I salmi imprecatori sono perciò una espressione della fede nel Dio della alleanza. Il salmista ricorda a Dio l’alleanza conclusa con Israele, le vicende in cui il suo Nome si è legato a quello del popolo, ricorda il progetto che il Signore ha nutrito nel corso della storia, la liberazione attuata più volte. «Così grida la sua angoscia con forza, perché ai suoi occhi l’alleanza con Dio ha la stessa importanza della vita. Allora, senza più via di scampo, grida insieme la sua fiducia e la sua paura. Chiede la vita perché viva l’alleanza di Israele con il suo Dio».
Perciò nei salmi imprecatori si chiede l’intervento di Dio in nome di una immensa sete di giustizia alle prese con la crudele realtà dell’iniquità, ma anche in nome di una fede profonda in un Dio che si schiera con le vittime della violenza.
Tutto ciò, proprio per l’eccessività delle espressioni usate, per il risentimento e la collera che si rivelano, manifesta anche la straordinaria fiducia che gli oranti ripongono nel Signore: sanno di poter sfogare tutta la loro indignazione e violenza senza paura di venire giudicati, incompresi o rifiutati; sanno che nella preghiera Dio apre uno spazio di preghiera dove esprimere l’aggressività, perché possa mostrarsi, essere riconosciuta e detta e sia così possibile convertirla.
L’attesa del compimento pasquale
È decisivo per l’interpretazione riconoscere che attraverso queste parole, nonostante l’apparenza, i salmisti rinunciano ad agire loro contro i nemici, non domandano la forza di vendicarsi personalmente, ma affidano il compito di far giustizia nelle mani di Dio. Di nuovo, in questo modo si esprime «una immensa fiducia in Dio e Signore onnipotente, che solo potrà intraprendere in maniera giusta ed efficace quell’azione sapiente e provvida, risolutiva e liberatrice, per ogni creatura sofferente».
Attraverso la parola, la vendetta si decanta e si può tornare a ciò che è essenziale: il sentimento di un’ingiustizia, di una violenza subita e denunciata prendendo Dio, il giusto giudice, come testimone.
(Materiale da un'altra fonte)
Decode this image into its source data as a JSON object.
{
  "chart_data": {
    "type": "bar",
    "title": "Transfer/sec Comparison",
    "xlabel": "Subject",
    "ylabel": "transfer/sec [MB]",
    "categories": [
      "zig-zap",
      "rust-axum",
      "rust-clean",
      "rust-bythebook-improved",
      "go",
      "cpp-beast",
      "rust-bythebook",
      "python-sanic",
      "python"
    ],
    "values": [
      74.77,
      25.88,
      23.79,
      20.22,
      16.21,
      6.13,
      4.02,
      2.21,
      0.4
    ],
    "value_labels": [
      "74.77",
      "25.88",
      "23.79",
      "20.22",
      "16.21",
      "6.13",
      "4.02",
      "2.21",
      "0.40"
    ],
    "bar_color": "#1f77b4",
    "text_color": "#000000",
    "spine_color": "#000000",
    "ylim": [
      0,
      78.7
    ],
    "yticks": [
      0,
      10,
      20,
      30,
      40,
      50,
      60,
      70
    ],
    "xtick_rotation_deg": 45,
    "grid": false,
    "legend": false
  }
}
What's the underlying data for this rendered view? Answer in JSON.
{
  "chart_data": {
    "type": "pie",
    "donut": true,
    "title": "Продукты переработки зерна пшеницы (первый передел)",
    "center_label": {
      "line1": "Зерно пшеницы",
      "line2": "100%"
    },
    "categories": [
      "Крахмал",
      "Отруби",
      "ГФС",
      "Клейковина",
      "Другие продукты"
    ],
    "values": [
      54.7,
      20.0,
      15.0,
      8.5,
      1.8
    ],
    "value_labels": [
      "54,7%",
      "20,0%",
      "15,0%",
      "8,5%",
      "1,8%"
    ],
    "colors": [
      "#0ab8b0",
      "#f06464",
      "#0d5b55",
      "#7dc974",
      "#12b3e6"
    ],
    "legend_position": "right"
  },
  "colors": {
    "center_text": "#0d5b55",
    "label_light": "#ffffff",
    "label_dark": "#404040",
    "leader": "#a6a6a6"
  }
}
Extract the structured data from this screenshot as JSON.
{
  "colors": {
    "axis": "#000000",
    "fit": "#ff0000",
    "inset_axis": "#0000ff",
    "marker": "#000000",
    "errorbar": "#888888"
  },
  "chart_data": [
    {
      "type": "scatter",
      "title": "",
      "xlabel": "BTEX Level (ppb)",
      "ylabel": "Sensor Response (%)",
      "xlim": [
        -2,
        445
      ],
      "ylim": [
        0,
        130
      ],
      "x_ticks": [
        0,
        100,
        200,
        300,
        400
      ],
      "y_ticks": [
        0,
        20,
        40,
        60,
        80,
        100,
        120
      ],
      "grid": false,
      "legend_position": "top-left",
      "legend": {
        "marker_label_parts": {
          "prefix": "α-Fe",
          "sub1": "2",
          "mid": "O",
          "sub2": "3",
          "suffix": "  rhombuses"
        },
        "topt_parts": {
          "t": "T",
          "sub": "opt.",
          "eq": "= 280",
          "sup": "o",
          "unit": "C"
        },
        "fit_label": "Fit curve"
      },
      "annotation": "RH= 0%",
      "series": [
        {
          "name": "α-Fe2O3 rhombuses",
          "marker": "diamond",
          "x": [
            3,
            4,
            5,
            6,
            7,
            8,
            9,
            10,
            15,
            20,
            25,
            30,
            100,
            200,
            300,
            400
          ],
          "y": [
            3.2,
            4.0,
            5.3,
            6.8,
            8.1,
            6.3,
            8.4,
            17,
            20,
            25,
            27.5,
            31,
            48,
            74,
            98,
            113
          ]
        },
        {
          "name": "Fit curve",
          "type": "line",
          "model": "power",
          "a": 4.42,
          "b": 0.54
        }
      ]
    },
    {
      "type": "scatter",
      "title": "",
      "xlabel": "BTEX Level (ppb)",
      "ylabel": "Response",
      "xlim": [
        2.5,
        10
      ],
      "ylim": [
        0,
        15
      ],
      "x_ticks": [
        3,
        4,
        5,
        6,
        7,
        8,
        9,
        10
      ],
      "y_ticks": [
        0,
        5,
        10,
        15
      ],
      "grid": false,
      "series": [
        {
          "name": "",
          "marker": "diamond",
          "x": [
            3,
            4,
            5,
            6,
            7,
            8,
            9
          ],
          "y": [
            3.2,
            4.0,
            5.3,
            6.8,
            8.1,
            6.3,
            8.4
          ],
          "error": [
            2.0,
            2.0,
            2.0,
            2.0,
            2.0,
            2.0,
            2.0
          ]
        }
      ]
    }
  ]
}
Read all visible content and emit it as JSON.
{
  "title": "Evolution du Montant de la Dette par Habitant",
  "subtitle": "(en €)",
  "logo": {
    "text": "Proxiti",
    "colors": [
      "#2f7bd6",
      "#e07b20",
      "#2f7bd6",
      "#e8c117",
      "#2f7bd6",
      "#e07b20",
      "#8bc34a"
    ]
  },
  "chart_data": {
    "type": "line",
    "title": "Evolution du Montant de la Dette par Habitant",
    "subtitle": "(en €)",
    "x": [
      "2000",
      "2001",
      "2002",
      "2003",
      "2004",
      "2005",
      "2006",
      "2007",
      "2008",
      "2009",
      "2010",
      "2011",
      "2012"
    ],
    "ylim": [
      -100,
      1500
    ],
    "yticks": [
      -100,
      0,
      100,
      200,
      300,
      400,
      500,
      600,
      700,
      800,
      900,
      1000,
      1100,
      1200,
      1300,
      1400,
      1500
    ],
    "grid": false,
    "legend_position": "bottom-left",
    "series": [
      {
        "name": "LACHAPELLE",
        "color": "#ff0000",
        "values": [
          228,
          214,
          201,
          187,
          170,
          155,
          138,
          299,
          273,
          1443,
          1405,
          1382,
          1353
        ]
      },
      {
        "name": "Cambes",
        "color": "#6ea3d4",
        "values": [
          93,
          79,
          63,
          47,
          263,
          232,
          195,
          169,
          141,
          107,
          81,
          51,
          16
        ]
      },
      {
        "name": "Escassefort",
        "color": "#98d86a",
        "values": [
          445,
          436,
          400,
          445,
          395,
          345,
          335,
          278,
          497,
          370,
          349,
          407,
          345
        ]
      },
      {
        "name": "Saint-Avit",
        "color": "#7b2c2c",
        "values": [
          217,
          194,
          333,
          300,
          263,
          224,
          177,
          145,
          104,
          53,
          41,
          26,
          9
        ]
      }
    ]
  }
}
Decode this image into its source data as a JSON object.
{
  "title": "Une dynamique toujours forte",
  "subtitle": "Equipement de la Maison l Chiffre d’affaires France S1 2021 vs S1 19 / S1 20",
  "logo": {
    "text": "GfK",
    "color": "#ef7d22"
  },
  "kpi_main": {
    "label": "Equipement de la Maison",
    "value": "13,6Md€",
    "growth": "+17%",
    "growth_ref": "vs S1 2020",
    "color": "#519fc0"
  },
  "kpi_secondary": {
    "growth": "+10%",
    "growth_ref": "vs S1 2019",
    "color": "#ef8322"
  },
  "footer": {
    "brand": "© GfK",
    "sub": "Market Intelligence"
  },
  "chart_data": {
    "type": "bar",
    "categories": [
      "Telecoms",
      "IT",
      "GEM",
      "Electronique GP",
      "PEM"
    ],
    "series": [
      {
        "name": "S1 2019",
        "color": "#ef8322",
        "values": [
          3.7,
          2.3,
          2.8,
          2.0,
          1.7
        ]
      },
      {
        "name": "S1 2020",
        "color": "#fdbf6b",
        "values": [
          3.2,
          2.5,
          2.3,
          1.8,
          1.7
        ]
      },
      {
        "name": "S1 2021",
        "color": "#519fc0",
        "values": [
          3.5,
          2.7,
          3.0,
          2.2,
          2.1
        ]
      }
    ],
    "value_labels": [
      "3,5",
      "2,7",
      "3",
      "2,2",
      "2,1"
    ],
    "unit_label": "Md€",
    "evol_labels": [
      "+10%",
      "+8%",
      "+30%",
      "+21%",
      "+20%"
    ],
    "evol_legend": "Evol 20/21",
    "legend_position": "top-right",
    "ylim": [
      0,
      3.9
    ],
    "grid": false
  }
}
Dire così la propria aggressività traduce la complessa verità dell’uomo, violento e insieme assetato di giustizia, in cammino verso una umanizzazione nella fiducia posta in Dio.
I Salmi imprecatori sono perciò testi estremamente esigenti, perché sanciscono il principio per cui, anche di fronte all’ingiustizia e al male subiti, ci si priva del farsi giustizia da sé, non si cede alla tentazione del rispondere al male con il male, ma si assume la condizione di vittima, restandovi fino in fondo senza trasformarsi in carnefici. Nella preghiera si lascia a Dio il compito di fare giustizia, perché è Lui ad essere messo in causa dal male. Allora, i sentimenti di violenza e di distruzione sono affidati a colui al quale è rivolta la supplica, e sono esposti alla sua azione e ai suoi criteri. È un atto di fede in Colui che si crede sia capace di agire davanti al male assoluto e insopportabile, facendolo sparire e producendo vita.
I Salmi imprecatori sono la richiesta della distruzione del male che solo Dio può operare senza eliminare il malfattore. «Ultimamente, il Dio a cui si chiede di compiere la vendetta sull’empio nemico è il Dio che distrugge l’empietà inviando il Figlio e che annienta il nemico con la morte e resurrezione del suo Messia. Qui è la vera, definitiva “vendetta”, l’unica, reale vittoria su chi attenta alla nostra vita e alla nostra felicità».